Berkeleyan

Janet Broughton to serve as acting L&S executive dean for a year

Mark Richards' sabbatical also leads to a new divisional dean in mathematics and physical sciences

| 21 January 2009

Janet BroughtonJanet Broughton (Steve McConnell photo)

At the start of the new year, Arts and Humanities Dean Janet Broughton assumed the duties of acting executive dean of the College of Letters and Science, filling in while Mark Richards, the head of L&S, takes a one-year sabbatical. A professor of philosophy, Broughton has served as dean of the L&S Division of Arts and Humanities since 2006.

"The college has been dear to my heart ever since I came to Berkeley 30 years ago," Broughton said. "It's the home of Cal's liberal-arts education, and it's where some of the world's most creative minds pursue fundamental questions about human life and the world around us. I'm honored to serve the college as its acting executive dean during Dean Richards' research leave."

Broughton is a scholar of the history of modern philosophy, with a particular interest in the 17th and 18th centuries.
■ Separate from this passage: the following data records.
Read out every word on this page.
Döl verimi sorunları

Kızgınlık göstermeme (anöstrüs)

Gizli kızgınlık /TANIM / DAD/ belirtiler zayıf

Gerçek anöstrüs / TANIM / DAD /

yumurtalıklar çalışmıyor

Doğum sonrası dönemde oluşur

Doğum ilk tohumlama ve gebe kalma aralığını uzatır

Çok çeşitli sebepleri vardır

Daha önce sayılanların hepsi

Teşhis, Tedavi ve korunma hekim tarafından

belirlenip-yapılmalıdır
She is the author of Descartes' Method of Doubt and is currently working on the philosophy of David Hume. She earned her B.A. from UC Davis and her Ph.D. from Princeton. After teaching for three years at Harvard, she joined Berkeley's philosophy department in 1979.

Meanwhile, leadership of the L&S Division of Mathematical and Physical Sciences, formerly held by Richards as well, will pass to Deborah Nolan, a professor of statistics who until recently served as associate dean of the division. Nolan, who has a special interest in undergraduate education, has developed and operated programs to encourage talented undergraduate women to pursue advanced degrees in mathematical sciences.